Farmer Bros. eyes Northlake site to relocate its California headquarters

Coffee maker Farmer Bros. Co. is considering relocating its headquarters and a manufacturing operation from Torrance, Calif. to a location in Northlake, a move that could bring as many as 350 jobs to North Texas.

In February, the company announced plans to shutter its West Coast operation for a site in either Dallas-Fort Worth or Oklahoma City.

It now appears the 103-year-old company has narrowed its North Texas search to Northlake, which straddles Interstate 35W north of Fort Worth in Denton County.

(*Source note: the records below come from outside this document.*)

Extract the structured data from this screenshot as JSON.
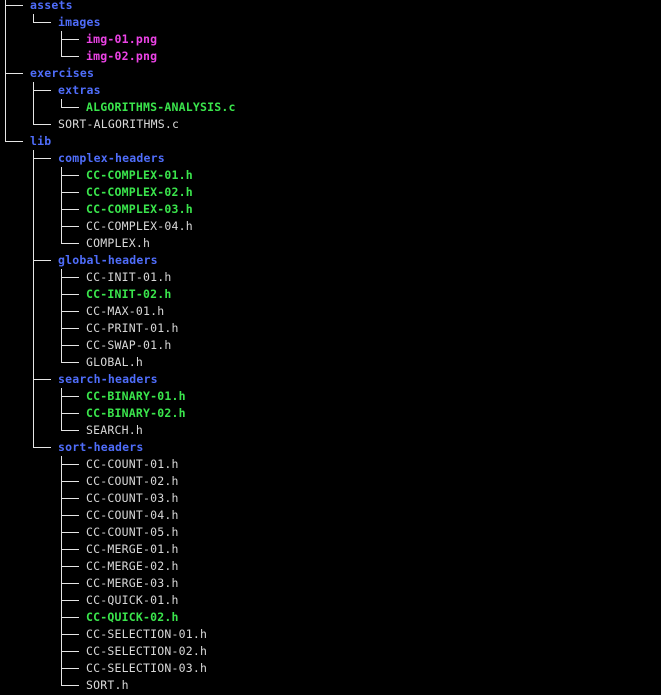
{
  "tree": [
    {
      "depth": 1,
      "name": "assets",
      "kind": "dir",
      "last": false
    },
    {
      "depth": 2,
      "name": "images",
      "kind": "dir",
      "last": true
    },
    {
      "depth": 3,
      "name": "img-01.png",
      "kind": "image",
      "last": false
    },
    {
      "depth": 3,
      "name": "img-02.png",
      "kind": "image",
      "last": true
    },
    {
      "depth": 1,
      "name": "exercises",
      "kind": "dir",
      "last": false
    },
    {
      "depth": 2,
      "name": "extras",
      "kind": "dir",
      "last": false
    },
    {
      "depth": 3,
      "name": "ALGORITHMS-ANALYSIS.c",
      "kind": "exec",
      "last": true
    },
    {
      "depth": 2,
      "name": "SORT-ALGORITHMS.c",
      "kind": "file",
      "last": true
    },
    {
      "depth": 1,
      "name": "lib",
      "kind": "dir",
      "last": true
    },
    {
      "depth": 2,
      "name": "complex-headers",
      "kind": "dir",
      "last": false
    },
    {
      "depth": 3,
      "name": "CC-COMPLEX-01.h",
      "kind": "exec",
      "last": false
    },
    {
      "depth": 3,
      "name": "CC-COMPLEX-02.h",
      "kind": "exec",
      "last": false
    },
    {
      "depth": 3,
      "name": "CC-COMPLEX-03.h",
      "kind": "exec",
      "last": false
    },
    {
      "depth": 3,
      "name": "CC-COMPLEX-04.h",
      "kind": "file",
      "last": false
    },
    {
      "depth": 3,
      "name": "COMPLEX.h",
      "kind": "file",
      "last": true
    },
    {
      "depth": 2,
      "name": "global-headers",
      "kind": "dir",
      "last": false
    },
    {
      "depth": 3,
      "name": "CC-INIT-01.h",
      "kind": "file",
      "last": false
    },
    {
      "depth": 3,
      "name": "CC-INIT-02.h",
      "kind": "exec",
      "last": false
    },
    {
      "depth": 3,
      "name": "CC-MAX-01.h",
      "kind": "file",
      "last": false
    },
    {
      "depth": 3,
      "name": "CC-PRINT-01.h",
      "kind": "file",
      "last": false
    },
    {
      "depth": 3,
      "name": "CC-SWAP-01.h",
      "kind": "file",
      "last": false
    },
    {
      "depth": 3,
      "name": "GLOBAL.h",
      "kind": "file",
      "last": true
    },
    {
      "depth": 2,
      "name": "search-headers",
      "kind": "dir",
      "last": false
    },
    {
      "depth": 3,
      "name": "CC-BINARY-01.h",
      "kind": "exec",
      "last": false
    },
    {
      "depth": 3,
      "name": "CC-BINARY-02.h",
      "kind": "exec",
      "last": false
    },
    {
      "depth": 3,
      "name": "SEARCH.h",
      "kind": "file",
      "last": true
    },
    {
      "depth": 2,
      "name": "sort-headers",
      "kind": "dir",
      "last": true
    },
    {
      "depth": 3,
      "name": "CC-COUNT-01.h",
      "kind": "file",
      "last": false
    },
    {
      "depth": 3,
      "name": "CC-COUNT-02.h",
      "kind": "file",
      "last": false
    },
    {
      "depth": 3,
      "name": "CC-COUNT-03.h",
      "kind": "file",
      "last": false
    },
    {
      "depth": 3,
      "name": "CC-COUNT-04.h",
      "kind": "file",
      "last": false
    },
    {
      "depth": 3,
      "name": "CC-COUNT-05.h",
      "kind": "file",
      "last": false
    },
    {
      "depth": 3,
      "name": "CC-MERGE-01.h",
      "kind": "file",
      "last": false
    },
    {
      "depth": 3,
      "name": "CC-MERGE-02.h",
      "kind": "file",
      "last": false
    },
    {
      "depth": 3,
      "name": "CC-MERGE-03.h",
      "kind": "file",
      "last": false
    },
    {
      "depth": 3,
      "name": "CC-QUICK-01.h",
      "kind": "file",
      "last": false
    },
    {
      "depth": 3,
      "name": "CC-QUICK-02.h",
      "kind": "exec",
      "last": false
    },
    {
      "depth": 3,
      "name": "CC-SELECTION-01.h",
      "kind": "file",
      "last": false
    },
    {
      "depth": 3,
      "name": "CC-SELECTION-02.h",
      "kind": "file",
      "last": false
    },
    {
      "depth": 3,
      "name": "CC-SELECTION-03.h",
      "kind": "file",
      "last": false
    },
    {
      "depth": 3,
      "name": "SORT.h",
      "kind": "file",
      "last": true
    }
  ],
  "colors": {
    "background": "#000000",
    "directory": "#4f6dfa",
    "executable": "#3ae54c",
    "image": "#ec43e6",
    "regular_file": "#d8d8d8",
    "tree_lines": "#e6e6e6"
  }
}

The Northlake Town Council on Thursday night approved real property and business personal property tax abatements and other grants if the project comes to its city. The Town Council also agreed it would support the company’s efforts to secure money from the state’s Enterprise Fund and some other incentives. Terms of the incentives were not released nor was the exact location being considered.

The Denton County Commissioners Court is scheduled to consider the economic incentive for the project at its Tuesday meeting.

Kim Moore, a Dallas-based consultant working with Farmer Bros., said the company’s search “is still a competitive situation” and that “nothing has been finalized. We’re not there yet. Nothing has been determined.”

Moore said the company is in “active negotiations” for land and that there “are lots of moving parts.”

Officials with the company did not respond to a request for comment.

According to its website, Farmer Bros. is “a leading national roaster, manufacturer, wholesaler and distributor of high-quality branded and private-label coffees, teas, spices and culinary products to foodservice, convenience stores and grocery retailers.” The company’s stock is publicly traded on the Nasdaq exchange.

In a filing with the Securities and Exchange Commission two months ago, Farmer Bros. said it wanted to move to a central location in the country to be “more competitive and better positioned” to grow. But it said the relocation would be based on state and local incentive awards. The company said it would spend up to $40 million in new facility costs and up to $25 million in new equipment.

A move would save the company $12 million to $15 million annually, beginning in 2016. The company also said it would begin shutting down it Torrance facility this summer and move in phases.

“These were difficult decisions and the actions will affect many valued and long-term employees,” CEO Mike Keown said in February statement. “

For the quarter ended Dec. 31, Farmer Bros. said its net income declined to $2.9 million, or 18 cents a share, from $4.7 million, or 29 cents a share, the previous year. Sales rose 1.2 percent to $144.8 million.